By T. Kevin Walker
DeRay McKesson, a prominent activist from the Black Lives Matter movement, told a near-capacity crowd in the Dorothy Betts Marvin Theatre Tuesday night that measuring racial advancement merely by actions creates a false sense of progress.
Lynch mobs and “whites only” signs are gone, but, according to Mr. McKesson, the mentality behind those symbols is still intact.
“The actions may change, but when the ideas remain the same, we haven’t actually progressed as much as we think we have,” he said. “When you think about the KKK becoming the White Citizens’ Council becoming the Alt-Right, it is the same idea that is current through all of it.”
Mr. McKesson delivered a spirited keynote address to students at the George Washington University to kick-off the Multicultural Student Services Center’s Black Heritage Celebration, which will include cultural performances, guest lecturers, panel discussions and social events throughout February.
Mr. McKesson became active in Black Lives Matter in August 2014, taking leave from his Minneapolis Public Schools administrative job to travel to Ferguson, Mo., to protest the police shooting death of Michael Brown. He later returned to his native Baltimore to call for justice for Freddie Gray Jr., who died in a police transport vehicle. Last summer, Mr. McKesson was arrested in Baton Rouge, La., while demonstrating in the wake of the police shooting death of Alton Sterling.
Known as much for his trademark Patagonia ski vests as for his knack for articulating the key tenets of the “struggle,” Mr. McKesson quickly became a regular on cable news networks and one of the architects of social media activism.
“Social media is our way to push back,” said Mr. McKesson, whose 677,000 Twitter followers include Beyoncé and NFL quarterback and activist Colin Kaepernick. “Either the story is never told, or it is told by everybody but us; and in this moment, we are our own storytellers.”
He insists the story is not just about people of color dying disproportionately at the hands of police, but also about the larger issue of creating safe spaces where communities feel supported and empowered.
“Our fight has always been a fight about how do we make sure as many people as possible feel safe. The police become a proxy, in a sense,” he said.
Mr. McKesson called the election of President Donald Trump “scary,” but not surprising.
“Trump is not an anomaly,” he said. “In some ways, he is the logical conclusion to a set of ideas that have been allowed to fester.”
Mr. McKesson himself forayed into politics last year, coming in a distant sixth in Baltimore’s Democratic mayoral primary. He acknowledged there are two dominant schools of thought in activism circles, one that calls for changing the existing system from within and one that favors burning down the system and starting anew. He said he endorses the former and believes electing passionate, adept advocates to public offices is a means to that end.

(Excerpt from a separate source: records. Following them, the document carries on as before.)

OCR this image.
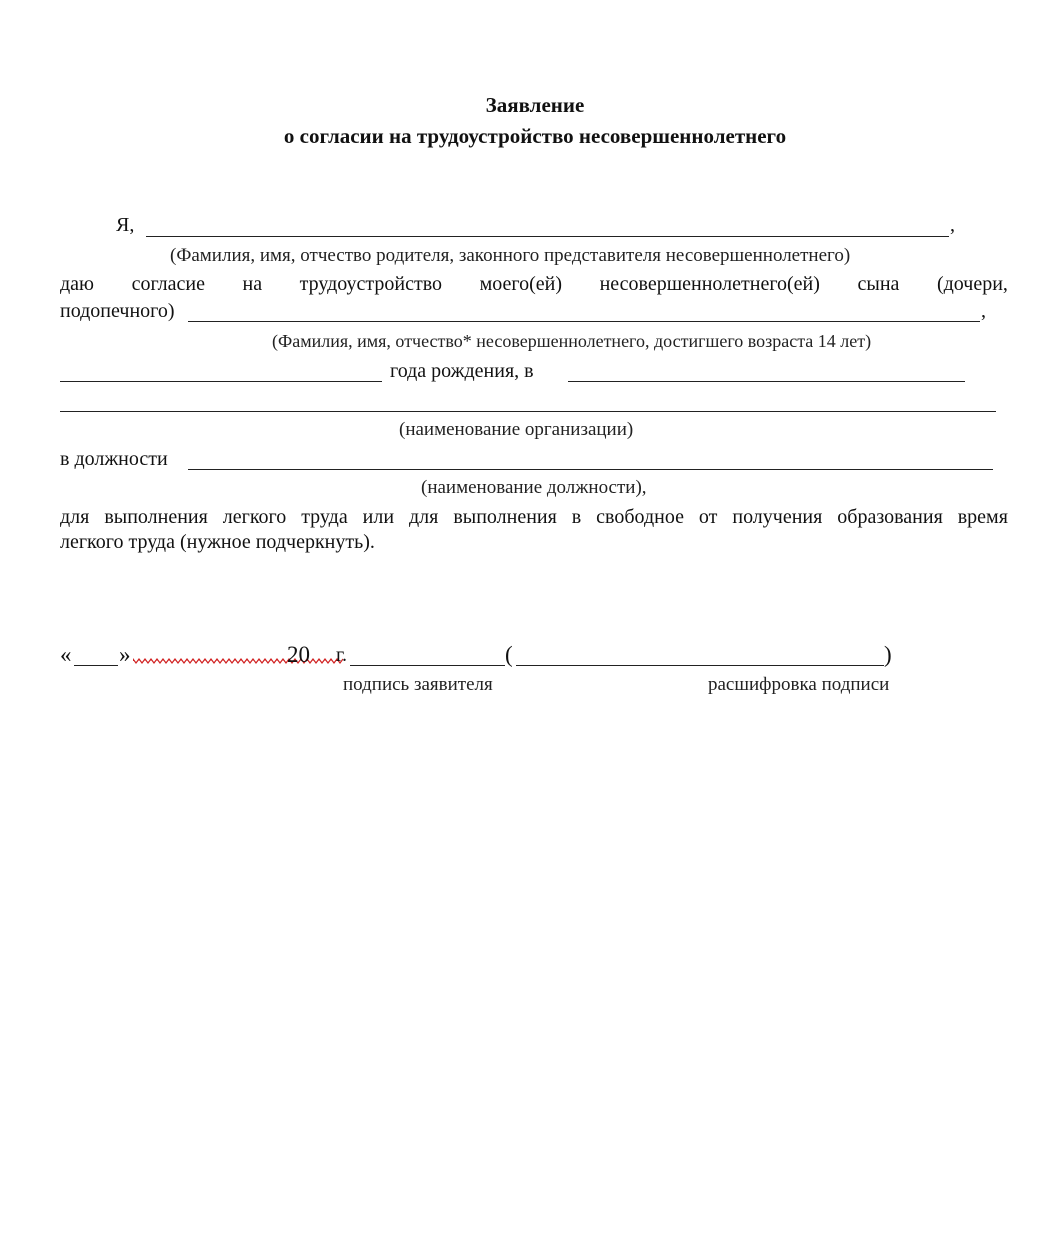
Заявление
о согласии на трудоустройство несовершеннолетнего
Я,	,
(Фамилия, имя, отчество родителя, законного представителя несовершеннолетнего)
даю согласие на трудоустройство моего(ей) несовершеннолетнего(ей) сына (дочери,
подопечного)	,
(Фамилия, имя, отчество* несовершеннолетнего, достигшего возраста 14 лет)
года рождения, в
(наименование организации)
в должности
(наименование должности),
для выполнения легкого труда или для выполнения в свободное от получения образования время
легкого труда (нужное подчеркнуть).
« »	20 г.	(	)
подпись заявителя	расшифровка подписи
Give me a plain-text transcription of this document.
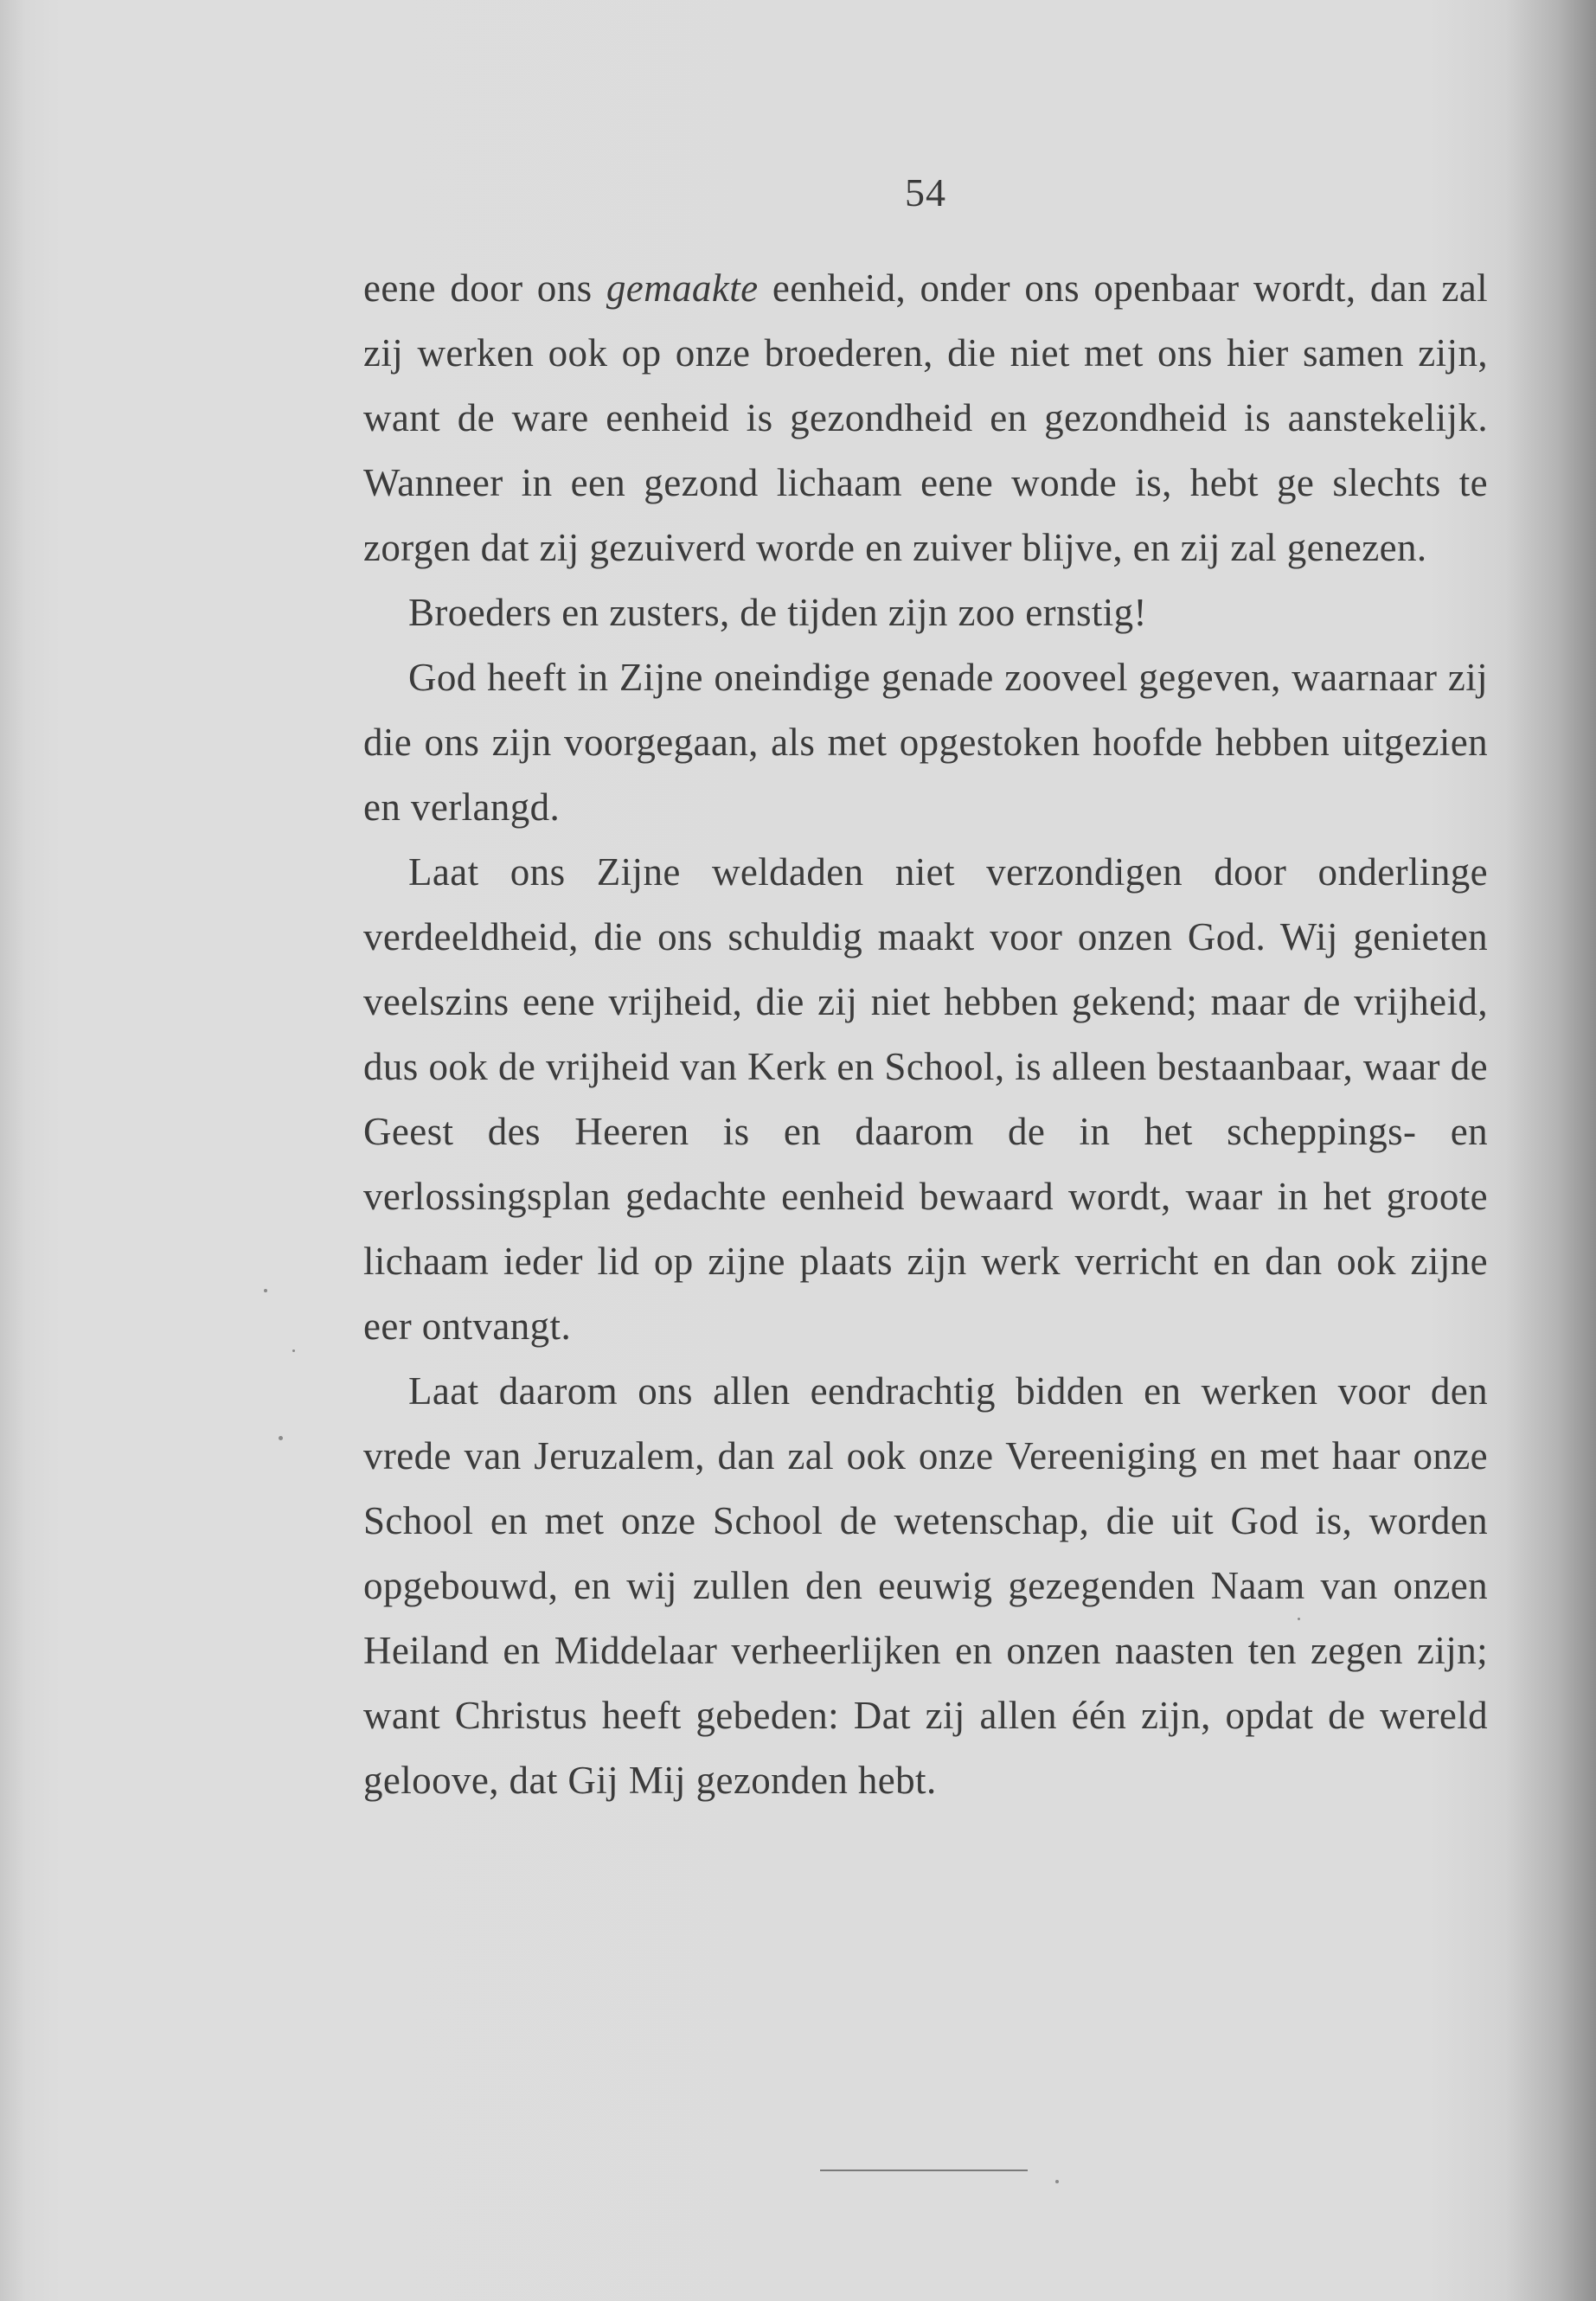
54

eene door ons gemaakte eenheid, onder ons openbaar wordt, dan zal zij werken ook op onze broederen, die niet met ons hier samen zijn, want de ware eenheid is gezondheid en gezondheid is aanstekelijk. Wanneer in een gezond lichaam eene wonde is, hebt ge slechts te zorgen dat zij gezuiverd worde en zuiver blijve, en zij zal genezen.

Broeders en zusters, de tijden zijn zoo ernstig!

God heeft in Zijne oneindige genade zooveel gegeven, waarnaar zij die ons zijn voorgegaan, als met opgestoken hoofde hebben uitgezien en verlangd.

Laat ons Zijne weldaden niet verzondigen door onderlinge verdeeldheid, die ons schuldig maakt voor onzen God. Wij genieten veelszins eene vrijheid, die zij niet hebben gekend; maar de vrijheid, dus ook de vrijheid van Kerk en School, is alleen bestaanbaar, waar de Geest des Heeren is en daarom de in het scheppings- en verlossingsplan gedachte eenheid bewaard wordt, waar in het groote lichaam ieder lid op zijne plaats zijn werk verricht en dan ook zijne eer ontvangt.

Laat daarom ons allen eendrachtig bidden en werken voor den vrede van Jeruzalem, dan zal ook onze Vereeniging en met haar onze School en met onze School de wetenschap, die uit God is, worden opgebouwd, en wij zullen den eeuwig gezegenden Naam van onzen Heiland en Middelaar verheerlijken en onzen naasten ten zegen zijn; want Christus heeft gebeden: Dat zij allen één zijn, opdat de wereld geloove, dat Gij Mij gezonden hebt.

As part of his Campaign Zero, an effort to change police use-of-force policies nationwide, Mr. McKesson is working to create databases and other tools to mobilize voters and advocates. In fact, he said, he soon will step down as interim chief human capital officer for Baltimore City Public Schools to devote more time to that effort.
Mr. McKesson talked briefly about being an “openly gay black man,” knocking the notion that someone like him cannot lead a black empowerment movement.
“Blackness is just not one thing. It is many things,” he said.
He told students that in order to be the kind of facilitators and organizers needed for movements focused on change, they must use their college years constructively.
“You need to leave this place better skilled. You need to be a better thinker, writer and reader,” he said. “If the only thing you have done after four years is fight the institution, you’ve failed.”
The theme of this year’s Black Heritage Celebration, “The Revolution Will Be Televised,” is a derivative of a classic ’70s tune by the late musician/activist Gil Scott-Heron. Sophomore Haben Kelati, chair of the celebration’s organizing committee, said Mr. McKesson was the perfect speaker to illustrate social media’s capacity for powerful “retro activism with a modern twist.”
“All that’s happening now is not being televised in the traditional sense, but it is being shared with the world through social media by everyday people,” she said.